Women & Infants Hospital/Alpert Medical School of Brown University, Providence, Rhode Island, USA.
Genet Med. 2010 Dec;12(12):772-84. doi: 10.1097/GIM.0b013e3181f8728d.
To address the key question of whether using available "cardiogenomic profiles" leads to improved health outcomes (e.g., reduction in rates of myocardial infarction and stroke) and whether these profiles help in making medical or personal decisions.
A targeted evidence-based review based on published Evaluation of Genomic Applications in Practice and Prevention methodologies.
No study addressed the overarching question directly. Evidence for the analytic validity of genomic profiles was inadequate for most genes (scale: convincing, adequate, and inadequate), but based on gray data, the analytic sensitivity and specificity might be adequate. For the 29 candidate genes (58 separate associations reviewed), the credibility of evidence for clinical validity was weak (34 associations) to moderate (23 associations), based on limited evidence, potential biases, and/or variability between included studies. The association of 9p21 variants with heart disease had strong credibility with odds ratios of 0.80 (95% confidence interval: 0.77-0.82) and 1.25 (95% confidence interval: 1.21-1.30), respectively, for individuals with no, or two, at-risk alleles versus those with one at-risk allele. Using a multiplicative model, we combined information from 24 markers predicting heart disease and from 13 markers for stroke. The areas under the curves (64.7% and 55.2%, respectively), and overall screening performance (detection rates of 24% and 14% at a 10% false-positive rate, respectively) do not warrant use as stand-alone tests.

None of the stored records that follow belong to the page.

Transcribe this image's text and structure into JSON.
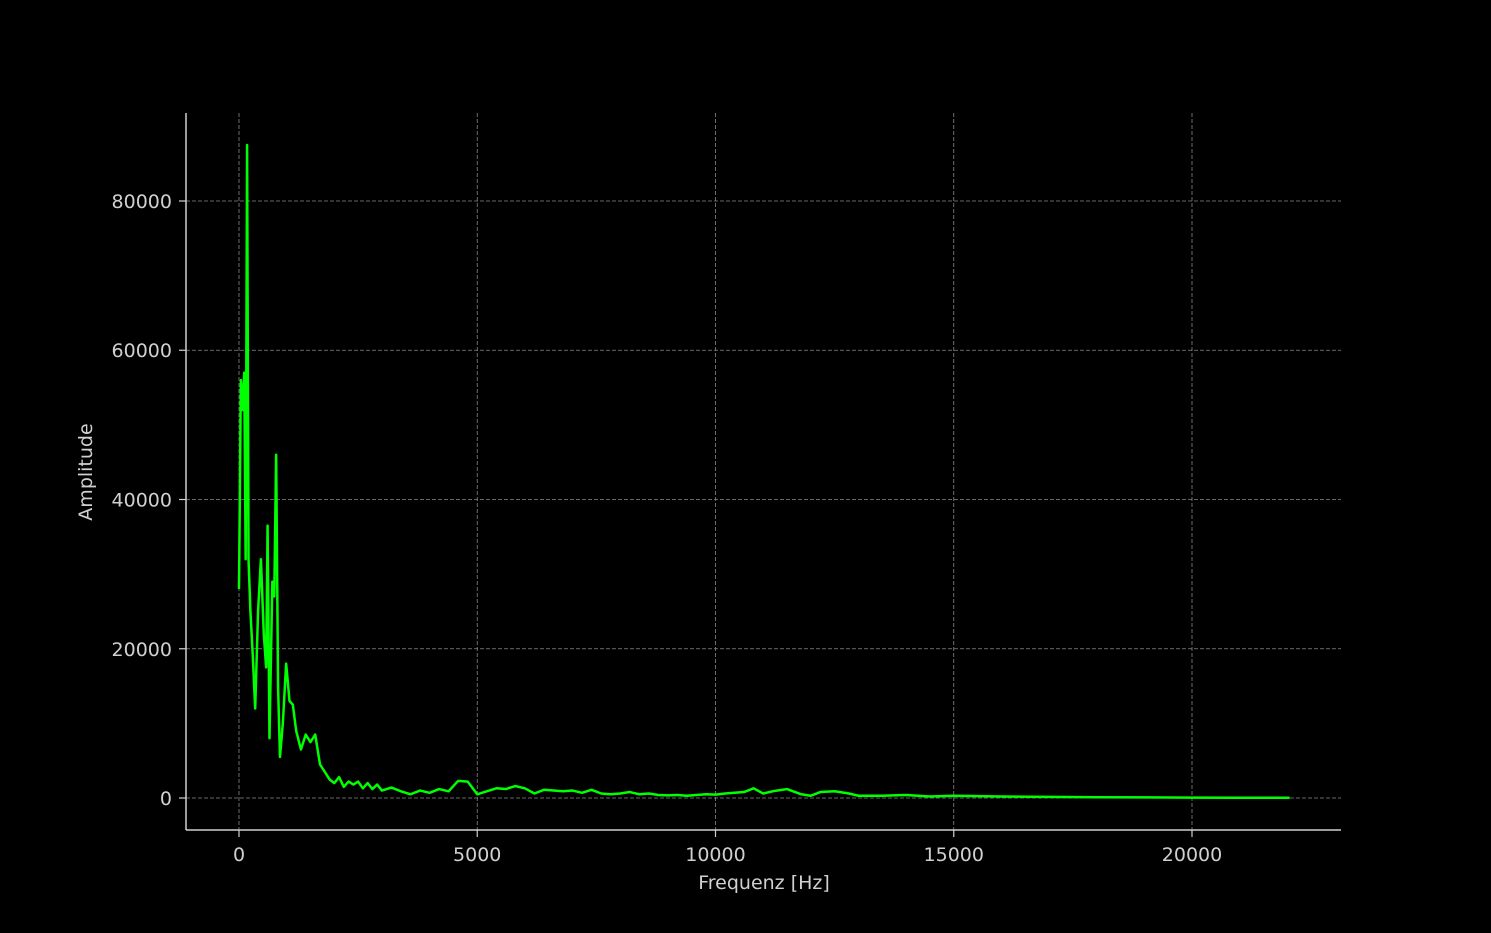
{
  "chart_data": {
    "type": "line",
    "x_label": "Frequenz [Hz]",
    "y_label": "Amplitude",
    "x": [
      0,
      40,
      80,
      110,
      140,
      170,
      200,
      240,
      290,
      340,
      400,
      460,
      520,
      570,
      600,
      640,
      700,
      740,
      780,
      820,
      860,
      920,
      990,
      1060,
      1130,
      1200,
      1300,
      1400,
      1500,
      1600,
      1700,
      1800,
      1900,
      2000,
      2100,
      2200,
      2300,
      2400,
      2500,
      2600,
      2700,
      2800,
      2900,
      3000,
      3200,
      3400,
      3600,
      3800,
      4000,
      4200,
      4400,
      4600,
      4800,
      5000,
      5200,
      5400,
      5600,
      5800,
      6000,
      6200,
      6400,
      6600,
      6800,
      7000,
      7200,
      7400,
      7600,
      7800,
      8000,
      8200,
      8400,
      8600,
      8800,
      9000,
      9200,
      9400,
      9600,
      9800,
      10000,
      10200,
      10400,
      10600,
      10800,
      11000,
      11200,
      11500,
      11800,
      12000,
      12200,
      12500,
      12800,
      13000,
      13500,
      14000,
      14500,
      15000,
      15500,
      16000,
      17000,
      18000,
      19000,
      20000,
      21000,
      22050
    ],
    "values": [
      28000,
      56000,
      52000,
      57000,
      32000,
      87500,
      32000,
      25000,
      19000,
      12000,
      25000,
      32000,
      22000,
      17500,
      36500,
      8000,
      29000,
      27000,
      46000,
      15000,
      5500,
      10000,
      18000,
      13000,
      12500,
      9000,
      6500,
      8500,
      7500,
      8500,
      4500,
      3500,
      2500,
      2000,
      2800,
      1500,
      2200,
      1800,
      2200,
      1300,
      2000,
      1200,
      1800,
      1000,
      1400,
      900,
      500,
      1000,
      700,
      1200,
      900,
      2300,
      2200,
      500,
      900,
      1300,
      1200,
      1600,
      1300,
      600,
      1100,
      1000,
      900,
      1000,
      700,
      1100,
      600,
      500,
      600,
      800,
      500,
      600,
      400,
      350,
      400,
      300,
      400,
      500,
      450,
      600,
      700,
      800,
      1300,
      600,
      900,
      1200,
      500,
      300,
      800,
      900,
      600,
      300,
      300,
      400,
      200,
      300,
      250,
      200,
      150,
      100,
      80,
      50,
      40,
      30
    ],
    "color": "#00ff00",
    "xlim": [
      -1112,
      23127
    ],
    "ylim": [
      -4288,
      91792
    ],
    "xticks": [
      0,
      5000,
      10000,
      15000,
      20000
    ],
    "yticks": [
      0,
      20000,
      40000,
      60000,
      80000
    ],
    "grid": true
  }
}
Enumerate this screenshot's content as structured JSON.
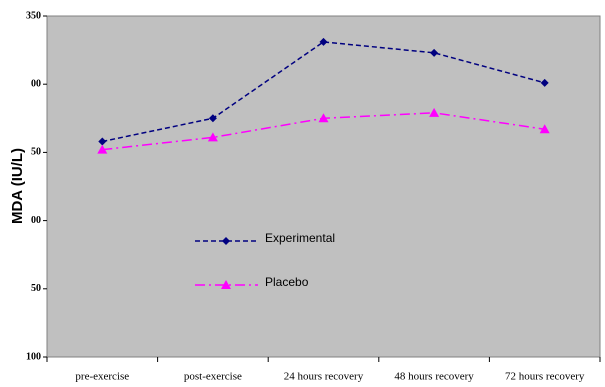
{
  "chart_data": {
    "type": "line",
    "y_label": "MDA (IU/L)",
    "categories": [
      "pre-exercise",
      "post-exercise",
      "24 hours recovery",
      "48 hours recovery",
      "72 hours recovery"
    ],
    "series": [
      {
        "name": "Experimental",
        "color": "#000080",
        "marker": "diamond",
        "dash": "dashed",
        "values": [
          258,
          275,
          331,
          323,
          301
        ]
      },
      {
        "name": "Placebo",
        "color": "#ff00ff",
        "marker": "triangle",
        "dash": "dashdot",
        "values": [
          252,
          261,
          275,
          279,
          267
        ]
      }
    ],
    "ylim": [
      100,
      350
    ],
    "yticks": [
      100,
      {
        "value": 150,
        "label": "50"
      },
      {
        "value": 200,
        "label": "00"
      },
      {
        "value": 250,
        "label": "50"
      },
      {
        "value": 300,
        "label": "00"
      },
      350
    ],
    "grid": false
  }
}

Even if genomic markers were independent of traditional risk factors, reports indicate that cardiovascular disease risk reclassification would be small. Improvement in health could occur with earlier initiation or higher adherence to medical or behavioral interventions, but no prospective studies documented such improvements (clinical utility).
解决关键问题,即使用现有的“心脏基因组谱”是否能改善健康结果(例如,降低心肌梗死和中风的发生率),以及这些谱是否有助于做出医疗或个人决策。
基于已发表的《基因组应用在实践和预防中的评估》方法进行有针对性的基于证据的综述。
没有研究直接解决总体问题。大多数基因的基因组谱分析有效性证据不足(范围:有说服力、充分和不足),但基于灰色数据,分析的敏感性和特异性可能足够。对于 29 个候选基因(58 个单独的关联进行了审查),基于有限的证据、潜在的偏倚和/或纳入研究之间的差异,临床有效性证据的可信度较弱(34 个关联)到中等(23 个关联)。9p21 变体与心脏病的关联具有较强的可信度,其风险比分别为 0.80(95%置信区间:0.77-0.82)和 1.25(95%置信区间:1.21-1.30),对于没有或有两个风险等位基因的个体与有一个风险等位基因的个体相比。我们使用乘法模型,结合了 24 个预测心脏病的标志物和 13 个预测中风的标志物的信息。曲线下面积(分别为 64.7%和 55.2%)和总体筛查性能(在 10%假阳性率下的检出率分别为 24%和 14%)都不支持作为独立测试使用。
即使基因组标记与传统危险因素无关,报告表明心血管疾病风险的重新分类也很小。通过更早地开始或更高地遵循医疗或行为干预措施,可能会改善健康状况,但没有前瞻性研究记录到这种改善(临床实用性)。